Die Vereinten Nationen haben die frühere Bundesaußenministerin Annalena Baerbock (Grüne) zur neuen Präsidentin der Vollversammlung gewählt. Auf sie entfielen in geheimer Wahl 167 von 188 gültigen Stimmen, wie der Vorsitzende Philemon Yang am Montag mitteilte. Die Grünen-Politikerin äußerte sich dankbar und sagte, sie wolle „ehrliche Maklerin“ für die Vollversammlung sein.
Baerbocks Amtszeit als Präsidentin der UN-Vollversammlung beginnt im September und dauert ein Jahr. Sie ist die fünfte Frau auf dem Posten seit Gründung der UNO vor fast 80 Jahren. In der Vollversammlung sind alle 193 UN-Mitgliedstaaten vertreten.
Bei der Wahl kam es zu einem Störmanöver, hinter dem Russland und verbündete Staaten vermutet werden. Entgegen allen Gepflogenheiten hatte Moskau Diplomatenkreisen zufolge eine geheime Abstimmung des größten UN-Gremiums mit 193 Mitgliedsländern über Baerbock beantragt. Normalerweise besiegelt die Vollversammlung Personalien ohne Gegenkandidaten per Akklamation, also im Konsens und ohne formelle Wahl. Stattdessen kam es zu einer Abstimmung mit Stimmzetteln, auf denen nur Baerbocks Name stand, bei der aber auch eine Enthaltung oder das Hinzufügen eines weiteren Namens möglich war.
Zwar war Baerbock offiziell die einzige Kandidatin für den Posten, sieben UN-Länder schrieben aber den Namen der deutschen Spitzendiplomatin Helga Schmid auf den Stimmzettel. Weitere 14 Länder enthielten sich.
Kritik an Baerbocks überraschende Nominierung
Schmid war ursprünglich als deutsche Kandidatin für den UN-Posten vorgesehen. Die alte Bundesregierung nominierte nach ihrer Abwahl im Februar aber dann überraschend Baerbock für den Posten. Die Grünen-Politikerin hatte Russland im Angriffskrieg gegen die Ukraine immer wieder scharf kritisiert. Russland kritisierte Baerbocks Kandidatur seinerseits als „Schlag ins Gesicht“ der UNO und warf ihr „Inkompetenz“ und „extreme Parteilichkeit“ vor.
In Deutschland hatte es nach Baerbocks Nominierung ebenfalls kritische Stimmen gegeben. Die UNO sei kein „Selbstbedienungsladen“, sagte etwa der ehemalige Vorsitzende der Münchner Sicherheitskonferenz und Berater von Bundeskanzlerin Angela Merkel (CDU), Christoph Heusgen.

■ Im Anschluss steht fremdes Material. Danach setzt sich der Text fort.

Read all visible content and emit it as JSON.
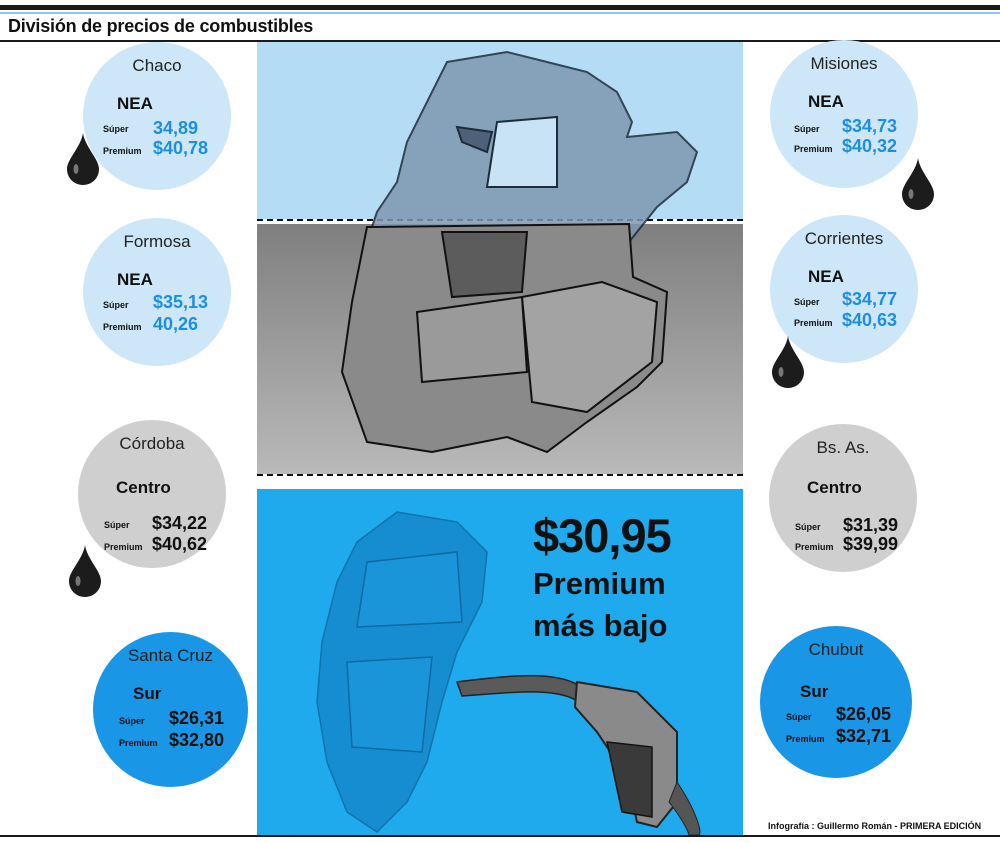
{
  "title": "División de precios de combustibles",
  "lowest": {
    "price": "$30,95",
    "line1": "Premium",
    "line2": "más bajo"
  },
  "credit": "Infografía : Guillermo Román - PRIMERA EDICIÓN",
  "provinces": {
    "chaco": {
      "name": "Chaco",
      "region": "NEA",
      "super_label": "Súper",
      "super": "34,89",
      "premium_label": "Premium",
      "premium": "$40,78"
    },
    "formosa": {
      "name": "Formosa",
      "region": "NEA",
      "super_label": "Súper",
      "super": "$35,13",
      "premium_label": "Premium",
      "premium": "40,26"
    },
    "cordoba": {
      "name": "Córdoba",
      "region": "Centro",
      "super_label": "Súper",
      "super": "$34,22",
      "premium_label": "Premium",
      "premium": "$40,62"
    },
    "santa_cruz": {
      "name": "Santa Cruz",
      "region": "Sur",
      "super_label": "Súper",
      "super": "$26,31",
      "premium_label": "Premium",
      "premium": "$32,80"
    },
    "misiones": {
      "name": "Misiones",
      "region": "NEA",
      "super_label": "Súper",
      "super": "$34,73",
      "premium_label": "Premium",
      "premium": "$40,32"
    },
    "corrientes": {
      "name": "Corrientes",
      "region": "NEA",
      "super_label": "Súper",
      "super": "$34,77",
      "premium_label": "Premium",
      "premium": "$40,63"
    },
    "bs_as": {
      "name": "Bs. As.",
      "region": "Centro",
      "super_label": "Súper",
      "super": "$31,39",
      "premium_label": "Premium",
      "premium": "$39,99"
    },
    "chubut": {
      "name": "Chubut",
      "region": "Sur",
      "super_label": "Súper",
      "super": "$26,05",
      "premium_label": "Premium",
      "premium": "$32,71"
    }
  },
  "colors": {
    "nea": "#b4dcf5",
    "centro": "#9d9d9d",
    "sur": "#1faaee",
    "value_blue": "#1e8fe0"
  }
}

In ihrer Dankesrede sagte Baerbock, dass sie das Gremium als „ehrliche Vermittlerin“ und einende Kraft leiten wolle: „Meine Tür wird stets für alle offen stehen.“ Mit Blick auf die zahlreichen Krisen weltweit sagte sie: „Wir haben schon früher schwierige Zeiten durchlebt. Und es liegt an uns, diese Herausforderungen anzunehmen.“ Nach ihrer Wahl war in der riesigen Halle der Generalversammlung am East River in Manhattan lauter Applaus aufgebrandet.
Hohes Amt mit wenig Macht
Als Präsidentin wird Baerbock die Sitzungen der Generalversammlung leiten sowie Abläufe und Tagesordnungspunkte festlegen. Mit diesen Aufgaben könnte die 44-Jährige zumindest begrenzten Einfluss auf Entscheidungsprozesse hinter den Kulissen nehmen, etwa den der Wahl des nächsten Generalsekretärs im kommenden Jahr. Dabei dürfte Baerbocks direkter Draht zu Außenministern weltweit helfen – also den Chefs der UN-Botschafter in New York.

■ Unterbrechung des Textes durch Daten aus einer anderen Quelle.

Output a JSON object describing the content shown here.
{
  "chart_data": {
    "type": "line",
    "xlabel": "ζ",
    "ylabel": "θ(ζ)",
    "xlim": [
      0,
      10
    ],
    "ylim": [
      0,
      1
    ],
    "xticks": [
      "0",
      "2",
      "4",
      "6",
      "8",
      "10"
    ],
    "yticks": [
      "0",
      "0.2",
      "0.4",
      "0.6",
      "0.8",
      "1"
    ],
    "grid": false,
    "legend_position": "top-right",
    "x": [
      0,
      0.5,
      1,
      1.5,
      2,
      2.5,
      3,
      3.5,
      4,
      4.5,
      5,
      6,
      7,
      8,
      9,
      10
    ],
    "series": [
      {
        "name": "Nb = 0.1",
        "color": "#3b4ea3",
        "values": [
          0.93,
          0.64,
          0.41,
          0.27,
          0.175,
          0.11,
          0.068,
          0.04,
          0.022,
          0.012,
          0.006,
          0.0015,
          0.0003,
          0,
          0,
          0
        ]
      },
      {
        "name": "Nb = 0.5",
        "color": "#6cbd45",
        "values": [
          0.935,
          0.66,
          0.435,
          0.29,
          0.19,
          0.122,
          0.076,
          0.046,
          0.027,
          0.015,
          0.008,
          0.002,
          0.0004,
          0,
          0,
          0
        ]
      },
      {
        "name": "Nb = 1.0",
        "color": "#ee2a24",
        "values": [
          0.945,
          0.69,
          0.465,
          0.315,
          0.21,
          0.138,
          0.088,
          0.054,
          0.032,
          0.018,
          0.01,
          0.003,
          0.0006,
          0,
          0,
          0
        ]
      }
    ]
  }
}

Im Vergleich zur Vollversammlung gilt der 15-köpfige UN-Sicherheitsrat mit den fünf Vetomächten als deutlich mächtiger. Er kann völkerrechtlich bindende Resolutionen erlassen. Die Entscheidungen der Generalversammlung dagegen haben oft eher symbolischen Wert und gelten als weltweites Stimmungsbild.